Harris has campaigned against reproductive rights, Trump’s legal record and economic policies included in Project 2025, a presidential blueprint compiled by Trump’s former advisers, which she says threaten the middle class. Trump has distanced himself from the proposals.
Related article:‘Lab rats?’ Republican Project 2025 apparently being test marketed in Florida
Griffith, Evans and Florida Democratic Party Chair Nikki Fried said there are clear differences between Harris’ policy proposals and those of Trump — differences that will be highlighted in the calls: More than 25% of the names on the phone bank’s calling list are independent voters.
The targets are voters who have been moved to the inactive voter list. The plan is to reactivate them and bring them over to the Democratic Party.
The last Democratic presidential candidate to win Florida was Obama in 2012. The last Democratic candidate to win a statewide election was Fried, who won for agriculture commissioner in 2018.
Fried said Democrats have a chance to halt a string of statewide losses by expanding their coalition of voters. He cited the 2023 elections in which Democrats won the mayoralty of Jacksonville and recaptured a congressional seat in the Orlando area of Florida. More than 65% of independent voters voted Democratic.
“They represent a third of Florida’s voters — 28 percent, in fact — and they will play a decisive role in November,” Fried said in a video call with reporters.

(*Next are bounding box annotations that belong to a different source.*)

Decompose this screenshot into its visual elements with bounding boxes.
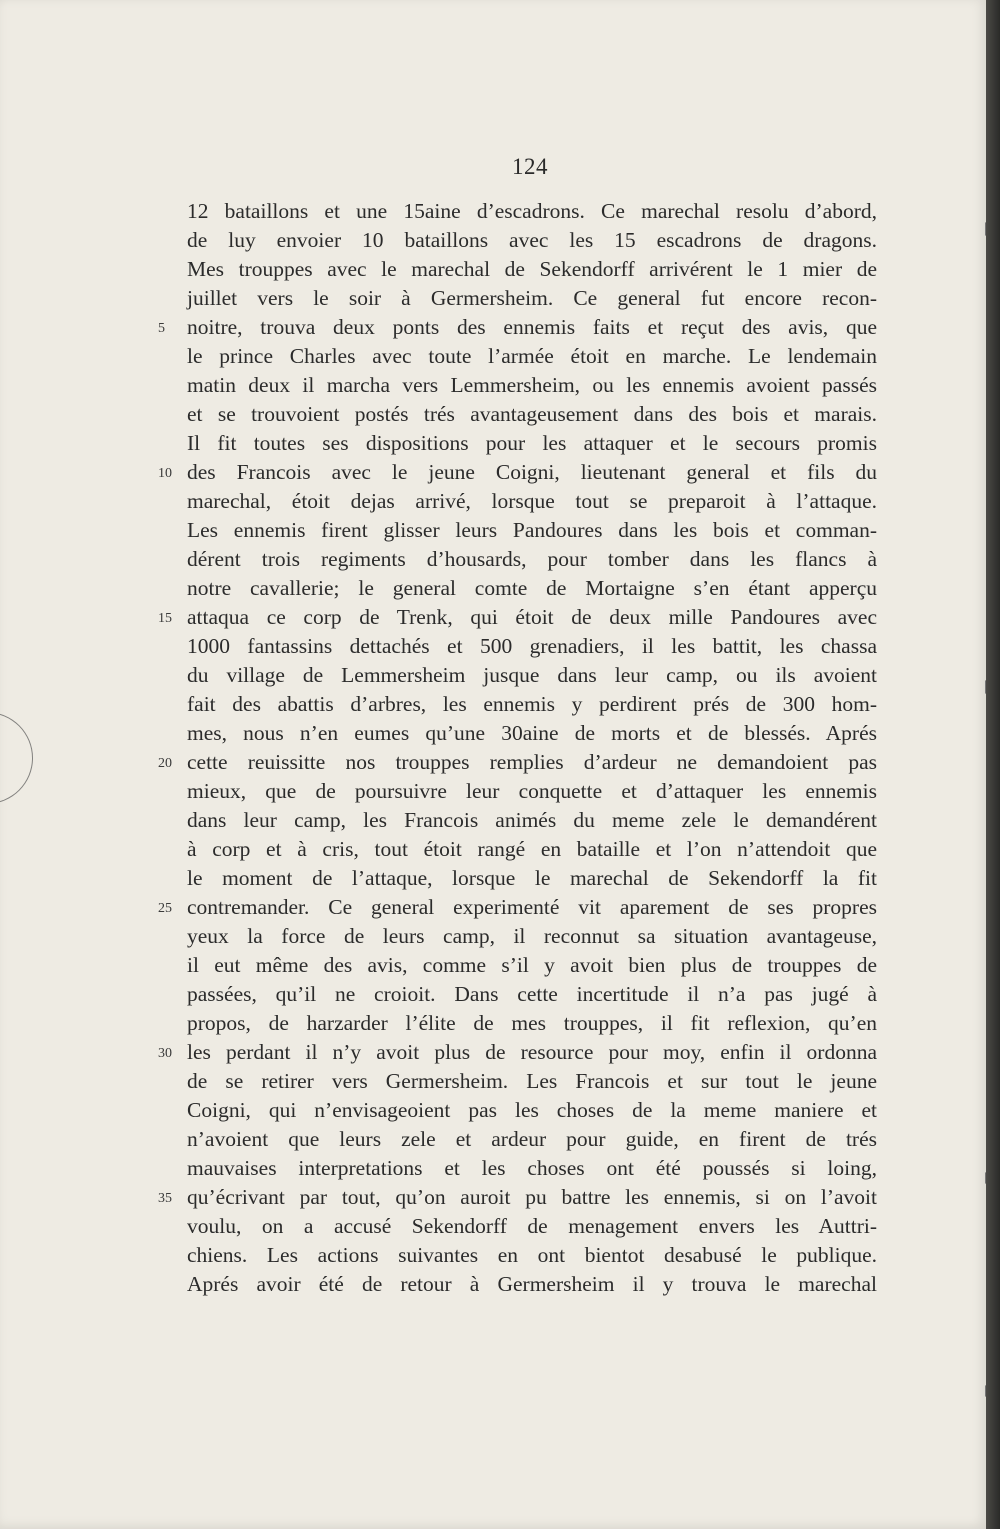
text-line: 12 bataillons et une 15aine d’escadrons. Ce marechal resolu d’abord, <box>187 199 877 223</box>
text-line: le prince Charles avec toute l’armée étoit en marche. Le lendemain <box>187 344 877 368</box>
text-line: chiens. Les actions suivantes en ont bientot desabusé le publique. <box>187 1243 877 1267</box>
text-line: Coigni, qui n’envisageoient pas les choses de la meme maniere et <box>187 1098 877 1122</box>
text-line: matin deux il marcha vers Lemmersheim, ou les ennemis avoient passés <box>187 373 877 397</box>
text-line: attaqua ce corp de Trenk, qui étoit de deux mille Pandoures avec <box>187 605 877 629</box>
text-line: Mes trouppes avec le marechal de Sekendorff arrivérent le 1 mier de <box>187 257 877 281</box>
text-line: des Francois avec le jeune Coigni, lieutenant general et fils du <box>187 460 877 484</box>
text-line: les perdant il n’y avoit plus de resource pour moy, enfin il ordonna <box>187 1040 877 1064</box>
text-line: dérent trois regiments d’housards, pour tomber dans les flancs à <box>187 547 877 571</box>
margin-line-number: 20 <box>158 756 172 771</box>
text-line: de se retirer vers Germersheim. Les Francois et sur tout le jeune <box>187 1069 877 1093</box>
text-line: mauvaises interpretations et les choses ont été poussés si loing, <box>187 1156 877 1180</box>
margin-line-number: 25 <box>158 901 172 916</box>
book-spine-edge <box>986 0 1000 1529</box>
text-line: cette reuissitte nos trouppes remplies d’ardeur ne demandoient pas <box>187 750 877 774</box>
text-line: qu’écrivant par tout, qu’on auroit pu battre les ennemis, si on l’avoit <box>187 1185 877 1209</box>
margin-line-number: 5 <box>158 321 165 336</box>
text-line: le moment de l’attaque, lorsque le marechal de Sekendorff la fit <box>187 866 877 890</box>
text-line: passées, qu’il ne croioit. Dans cette incertitude il n’a pas jugé à <box>187 982 877 1006</box>
text-line: notre cavallerie; le general comte de Mortaigne s’en étant apperçu <box>187 576 877 600</box>
body-text <box>187 197 877 1299</box>
text-line: marechal, étoit dejas arrivé, lorsque tout se preparoit à l’attaque. <box>187 489 877 513</box>
margin-line-number: 10 <box>158 466 172 481</box>
text-line: 1000 fantassins dettachés et 500 grenadiers, il les battit, les chassa <box>187 634 877 658</box>
margin-line-number: 35 <box>158 1191 172 1206</box>
text-line: de luy envoier 10 bataillons avec les 15 escadrons de dragons. <box>187 228 877 252</box>
text-line: contremander. Ce general experimenté vit aparement de ses propres <box>187 895 877 919</box>
text-line: propos, de harzarder l’élite de mes trouppes, il fit reflexion, qu’en <box>187 1011 877 1035</box>
page-number: 124 <box>512 154 548 179</box>
text-line: à corp et à cris, tout étoit rangé en bataille et l’on n’attendoit que <box>187 837 877 861</box>
text-line: noitre, trouva deux ponts des ennemis faits et reçut des avis, que <box>187 315 877 339</box>
text-line: dans leur camp, les Francois animés du meme zele le demandérent <box>187 808 877 832</box>
text-line: Il fit toutes ses dispositions pour les attaquer et le secours promis <box>187 431 877 455</box>
text-line: yeux la force de leurs camp, il reconnut sa situation avantageuse, <box>187 924 877 948</box>
margin-line-number: 30 <box>158 1046 172 1061</box>
text-line: Aprés avoir été de retour à Germersheim il y trouva le marechal <box>187 1272 877 1296</box>
text-line: Les ennemis firent glisser leurs Pandoures dans les bois et comman- <box>187 518 877 542</box>
text-line: mes, nous n’en eumes qu’une 30aine de morts et de blessés. Aprés <box>187 721 877 745</box>
binding-shadow <box>0 712 33 804</box>
text-line: et se trouvoient postés trés avantageusement dans des bois et marais. <box>187 402 877 426</box>
text-line: voulu, on a accusé Sekendorff de menagement envers les Auttri- <box>187 1214 877 1238</box>
text-line: du village de Lemmersheim jusque dans leur camp, ou ils avoient <box>187 663 877 687</box>
text-line: mieux, que de poursuivre leur conquette et d’attaquer les ennemis <box>187 779 877 803</box>
text-line: il eut même des avis, comme s’il y avoit bien plus de trouppes de <box>187 953 877 977</box>
text-line: fait des abattis d’arbres, les ennemis y perdirent prés de 300 hom- <box>187 692 877 716</box>
text-line: juillet vers le soir à Germersheim. Ce general fut encore recon- <box>187 286 877 310</box>
text-line: n’avoient que leurs zele et ardeur pour guide, en firent de trés <box>187 1127 877 1151</box>
margin-line-number: 15 <box>158 611 172 626</box>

Independent voters tend to be politically moderate, says professor
NPA and disengaged voters are primarily moderates, according to St. Petersburg College political scientist Tara Newsome, whose research shows that, as a group, they are dissatisfied with politics.

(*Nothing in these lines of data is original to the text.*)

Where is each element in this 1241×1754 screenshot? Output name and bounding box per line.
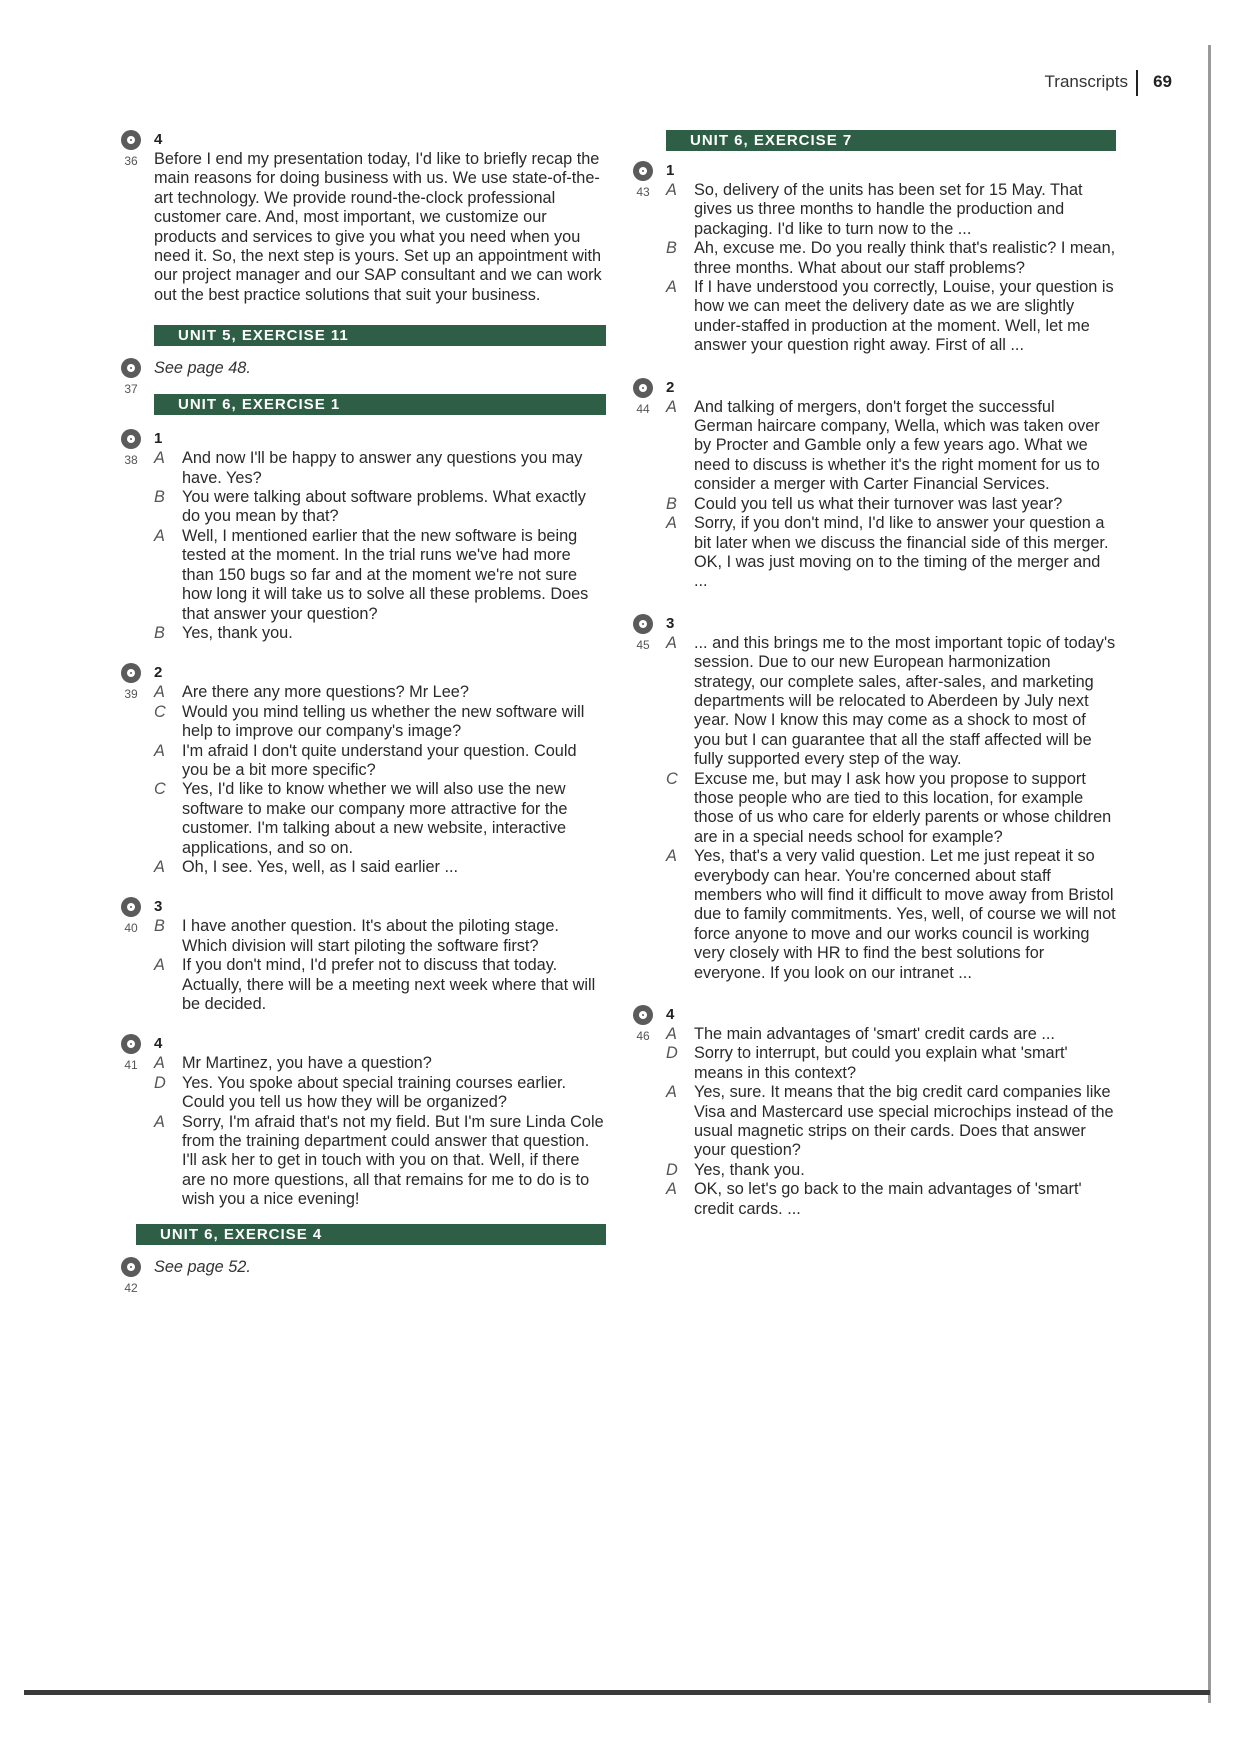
dialogue-text: I have another question. It's about the piloting stage. Which division will start piloting the software first? [182,917,559,955]
section-heading: UNIT 6, EXERCISE 7 [666,130,1116,151]
dialogue-text: And now I'll be happy to answer any questions you may have. Yes? [182,449,583,487]
cd-icon [633,378,653,398]
speaker-label: D [666,1160,678,1179]
dialogue-text: Yes, sure. It means that the big credit card companies like Visa and Mastercard use special microchips instead of the usual magnetic strips on their cards. Does that answer your question? [694,1083,1114,1160]
item-number: 4 [154,1035,163,1053]
dialogue-line [666,1025,1116,1044]
cd-track-marker [118,663,144,701]
cd-track-marker [118,358,144,396]
track-number: 44 [636,401,650,416]
item-number: 3 [154,898,163,916]
dialogue-text: Well, I mentioned earlier that the new software is being tested at the moment. In the trial runs we've had more than 150 bugs so far and at the moment we're not sure how long it will take us to solve all these problems. Does that answer your question? [182,526,589,623]
cd-track-marker [118,897,144,935]
speaker-label: A [154,683,165,702]
track-number: 42 [124,1280,138,1295]
dialogue-line [154,703,606,742]
dialogue-line [154,449,606,488]
cd-track-marker [118,1034,144,1072]
track-number: 46 [636,1029,650,1044]
dialogue-line [666,847,1116,983]
speaker-label: A [154,857,165,876]
transcript-item [118,1257,606,1295]
transcript-item [118,663,606,877]
dialogue-line [666,239,1116,278]
transcript-item [630,1005,1116,1219]
page-edge-bottom [24,1690,1210,1695]
speaker-label: A [154,956,165,975]
dialogue-line [154,917,606,956]
speaker-label: B [154,623,165,642]
dialogue-line [154,742,606,781]
section-heading: UNIT 6, EXERCISE 4 [136,1224,606,1245]
dialogue-text: Oh, I see. Yes, well, as I said earlier ... [182,857,459,876]
speaker-label: A [666,1025,677,1044]
page-edge-right [1208,45,1211,1703]
cd-icon [121,1257,141,1277]
dialogue-line [154,1074,606,1113]
dialogue-line [666,1083,1116,1161]
dialogue-text: You were talking about software problems. What exactly do you mean by that? [182,488,586,526]
dialogue-text: Excuse me, but may I ask how you propose to support those people who are tied to this location, for example those of us who care for elderly parents or whose children are in a special needs school for example? [694,769,1112,846]
track-number: 41 [124,1058,138,1073]
track-number: 45 [636,637,650,652]
dialogue-text: Mr Martinez, you have a question? [182,1054,432,1073]
dialogue-line [666,278,1116,356]
speaker-label: A [154,449,165,468]
cd-icon [121,130,141,150]
speaker-label: B [666,494,677,513]
item-number: 4 [666,1006,675,1024]
item-number: 4 [154,131,163,148]
left-column [118,130,606,1295]
page-reference: See page 52. [154,1257,251,1276]
transcript-paragraph: Before I end my presentation today, I'd like to briefly recap the main reasons for doing business with us. We use state-of-the-art technology. We provide round-the-clock professional customer care. And, most important, we customize our products and services to give you what you need when you need it. So, the next step is yours. Set up an appointment with our project manager and our SAP consultant and we can work out the best practice solutions that suit your business. [154,150,602,304]
track-number: 43 [636,185,650,199]
right-column [630,130,1116,1219]
speaker-label: C [154,702,166,721]
speaker-label: A [666,633,677,652]
speaker-label: A [666,514,677,533]
item-number: 3 [666,614,675,632]
cd-icon [633,1005,653,1025]
speaker-label: A [154,1054,165,1073]
speaker-label: A [666,847,677,866]
item-number: 2 [666,378,675,396]
header-divider [1136,70,1138,96]
dialogue-line [666,770,1116,848]
dialogue-line [666,1180,1116,1219]
dialogue-text: Yes, I'd like to know whether we will also use the new software to make our company more attractive for the customer. I'm talking about a new website, interactive applications, and so on. [182,780,568,857]
cd-track-marker [118,1257,144,1295]
dialogue-line [154,1113,606,1210]
speaker-label: D [154,1073,166,1092]
track-number: 40 [124,921,138,936]
speaker-label: A [666,181,677,199]
dialogue-text: ... and this brings me to the most important topic of today's session. Due to our new European harmonization strategy, our complete sales, after-sales, and marketing departments will be relocated to Aberdeen by July next year. Now I know this may come as a shock to most of you but I can guarantee that all the staff affected will be fully supported every step of the way. [694,633,1116,769]
speaker-label: A [666,278,677,297]
track-number: 37 [124,382,138,397]
cd-track-marker [118,130,144,168]
transcript-item [118,358,606,397]
dialogue-line [154,858,606,877]
dialogue-text: If I have understood you correctly, Louise, your question is how we can meet the delivery date as we are slightly under-staffed in production at the moment. Well, let me answer your question right away. First of all ... [694,278,1114,355]
dialogue-text: And talking of mergers, don't forget the successful German haircare company, Wella, which was taken over by Procter and Gamble only a few years ago. What we need to discuss is whether it's the right moment for us to consider a merger with Carter Financial Services. [694,397,1100,494]
transcript-item [118,429,606,643]
cd-icon [121,897,141,917]
dialogue-text: So, delivery of the units has been set for 15 May. That gives us three months to handle the production and packaging. I'd like to turn now to the ... [694,181,1083,238]
dialogue-line [666,514,1116,592]
dialogue-text: The main advantages of 'smart' credit cards are ... [694,1025,1055,1044]
cd-track-marker [630,614,656,652]
dialogue-text: Are there any more questions? Mr Lee? [182,683,469,702]
dialogue-text: OK, so let's go back to the main advantages of 'smart' credit cards. ... [694,1180,1082,1218]
speaker-label: C [666,769,678,788]
dialogue-line [666,634,1116,770]
section-heading: UNIT 5, EXERCISE 11 [154,325,606,346]
dialogue-line [154,488,606,527]
speaker-label: C [154,780,166,799]
dialogue-text: Sorry to interrupt, but could you explain what 'smart' means in this context? [694,1044,1068,1082]
dialogue-line [154,624,606,643]
transcript-item [630,161,1116,356]
speaker-label: A [666,1083,677,1102]
cd-track-marker [118,429,144,467]
speaker-label: B [154,917,165,936]
track-number: 36 [124,154,138,168]
speaker-label: D [666,1044,678,1063]
dialogue-text: Yes, that's a very valid question. Let me just repeat it so everybody can hear. You're concerned about staff members who will find it difficult to move away from Bristol due to family commitments. Yes, well, of course we will not force anyone to move and our works council is working very closely with HR to find the best solutions for everyone. If you look on our intranet ... [694,847,1116,982]
dialogue-text: Would you mind telling us whether the new software will help to improve our company's image? [182,702,585,741]
exercise-items [118,429,606,1209]
dialogue-line [154,956,606,1014]
item-number: 2 [154,664,163,682]
cd-icon [121,663,141,683]
speaker-label: A [666,1180,677,1199]
dialogue-text: If you don't mind, I'd prefer not to discuss that today. Actually, there will be a meeting next week where that will be decided. [182,956,596,1013]
cd-icon [633,614,653,634]
dialogue-text: I'm afraid I don't quite understand your question. Could you be a bit more specific? [182,741,577,779]
transcript-item [118,897,606,1014]
cd-track-marker [630,378,656,416]
dialogue-text: Ah, excuse me. Do you really think that's realistic? I mean, three months. What about our staff problems? [694,239,1116,277]
exercise-items [630,161,1116,1219]
transcript-item [630,614,1116,983]
dialogue-line [666,1044,1116,1083]
cd-track-marker [630,161,656,199]
dialogue-line [666,1161,1116,1180]
item-number: 1 [154,430,163,448]
speaker-label: A [154,526,165,545]
section-heading: UNIT 6, EXERCISE 1 [154,394,606,415]
dialogue-line [666,181,1116,239]
dialogue-text: Yes, thank you. [182,623,293,642]
dialogue-text: Yes. You spoke about special training courses earlier. Could you tell us how they will be organized? [182,1073,567,1112]
cd-track-marker [630,1005,656,1043]
dialogue-text: Could you tell us what their turnover was last year? [694,494,1063,513]
transcript-item [118,1034,606,1209]
page-number: 69 [1153,72,1172,91]
transcript-item [118,130,606,305]
track-number: 39 [124,687,138,702]
cd-icon [121,429,141,449]
dialogue-line [154,683,606,702]
dialogue-line [666,398,1116,495]
dialogue-line [666,495,1116,514]
speaker-label: B [666,239,677,258]
track-number: 38 [124,453,138,468]
running-title: Transcripts [1044,72,1128,91]
cd-icon [633,161,653,181]
transcript-item [630,378,1116,592]
speaker-label: A [154,1112,165,1131]
speaker-label: A [154,741,165,760]
cd-icon [121,1034,141,1054]
dialogue-line [154,527,606,624]
item-number: 1 [666,162,675,179]
page-header [1000,70,1180,94]
page-reference: See page 48. [154,359,251,378]
cd-icon [121,358,141,378]
dialogue-line [154,780,606,858]
dialogue-text: Sorry, if you don't mind, I'd like to answer your question a bit later when we discuss the financial side of this merger. OK, I was just moving on to the timing of the merger and ... [694,514,1109,591]
speaker-label: B [154,488,165,507]
dialogue-line [154,1054,606,1073]
speaker-label: A [666,397,677,416]
dialogue-text: Sorry, I'm afraid that's not my field. But I'm sure Linda Cole from the training department could answer that question. I'll ask her to get in touch with you on that. Well, if there are no more questions, all that remains for me to do is to wish you a nice evening! [182,1112,604,1209]
dialogue-text: Yes, thank you. [694,1160,805,1179]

Newsom, director of the school’s Center for Civic Learning and Community Engagement, said national polls show NPA voters are motivated by economic and education issues and support the right to choose and privacy in family planning, issues that Trump appears to ignore.
“Harris stands in stark contrast to Trump, whose far-right message sounds like the party of grievances, and she comes across as much more moderate,” Newsom said.

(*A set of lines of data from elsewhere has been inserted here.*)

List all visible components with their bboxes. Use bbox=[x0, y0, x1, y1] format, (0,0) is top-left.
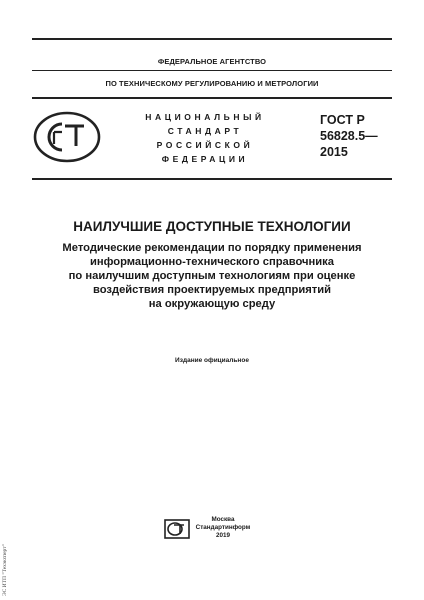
document-title: НАИЛУЧШИЕ ДОСТУПНЫЕ ТЕХНОЛОГИИ bbox=[73, 219, 351, 234]
agency-line-2: ПО ТЕХНИЧЕСКОМУ РЕГУЛИРОВАНИЮ И МЕТРОЛОГИИ bbox=[105, 79, 319, 88]
standard-type bbox=[140, 110, 270, 166]
subtitle-line: по наилучшим доступным технологиям при оценке bbox=[68, 270, 356, 282]
standard-code-line: 2015 bbox=[320, 145, 348, 159]
agency-divider bbox=[32, 70, 392, 71]
edition-label: Издание официальное bbox=[175, 357, 249, 364]
gost-r-emblem-icon bbox=[32, 110, 102, 164]
standard-type-line: СТАНДАРТ bbox=[167, 126, 243, 136]
standard-type-line: НАЦИОНАЛЬНЫЙ bbox=[145, 112, 265, 122]
side-note-text: ЭС ИТП "Техэксперт" bbox=[2, 544, 8, 596]
standard-type-line: ФЕДЕРАЦИИ bbox=[161, 154, 249, 164]
subtitle-line: на окружающую среду bbox=[148, 298, 276, 310]
standard-code-line: ГОСТ Р bbox=[320, 113, 365, 127]
document-subtitle bbox=[20, 241, 404, 311]
publisher-name: Стандартинформ bbox=[195, 524, 251, 531]
subtitle-line: Методические рекомендации по порядку применения bbox=[62, 242, 362, 254]
standartinform-logo-icon bbox=[164, 519, 190, 539]
top-rule bbox=[32, 38, 392, 40]
standard-type-line: РОССИЙСКОЙ bbox=[156, 140, 254, 150]
agency-line-1: ФЕДЕРАЛЬНОЕ АГЕНТСТВО bbox=[157, 57, 267, 66]
side-note bbox=[2, 520, 12, 600]
subtitle-line: информационно-технического справочника bbox=[89, 256, 335, 268]
standard-divider bbox=[32, 178, 392, 180]
publisher-info bbox=[193, 516, 253, 540]
publisher-year: 2019 bbox=[215, 532, 230, 539]
publisher-city: Москва bbox=[211, 516, 235, 523]
header-divider bbox=[32, 97, 392, 99]
standard-code bbox=[320, 112, 378, 160]
standard-code-line: 56828.5— bbox=[320, 129, 378, 143]
subtitle-line: воздействия проектируемых предприятий bbox=[92, 284, 331, 296]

He added that Democrats could also position Harris’ elevation to the top of the list as a response to voters calling for a new approach.
The Democratic Party’s “Action Weekend” is part community building with meet-ups and other activities for new volunteers, and part voter outreach with phone banks and town hall meetings.
more:Florida Democrats endorsed Kamala Harris after Biden withdrew.
The event begins Friday morning with networking events in Pensacola, Fort Walton Beach and Panama City, where Gadsden County Commissioner Brenda Holt will host a Black Leadership Roundtable in Quincy.
The Harris campaign will deploy 1,765 volunteers to 16 phone banks on Saturday — two with 400 volunteers in the Panhandle and two in Central Florida targeting Hispanics — to introduce Harris as a presidential candidate to unaffiliated voters and encourage those who have fallen off the voter rolls to start voting again.
The campaign plans to rally new volunteers for the fall campaign with roundtable discussions in Temple Terrace, a voter recruitment training session for seniors in Wilton Manors, door-to-door canvassing in the Coral Springs neighborhood and a caravan of 100 golf cart owners parading through The Villages.
On Sunday, the Tamarack Jewish Federation will host a postcard-writing class, the Delray Beach Democratic Women’s Club will combine an ice cream party with a phone bank, canvassers will work in neighborhoods in Miami and Miami Gardens, and phone banks will make calls from Jacksonville, Sarasota and St. Petersburg.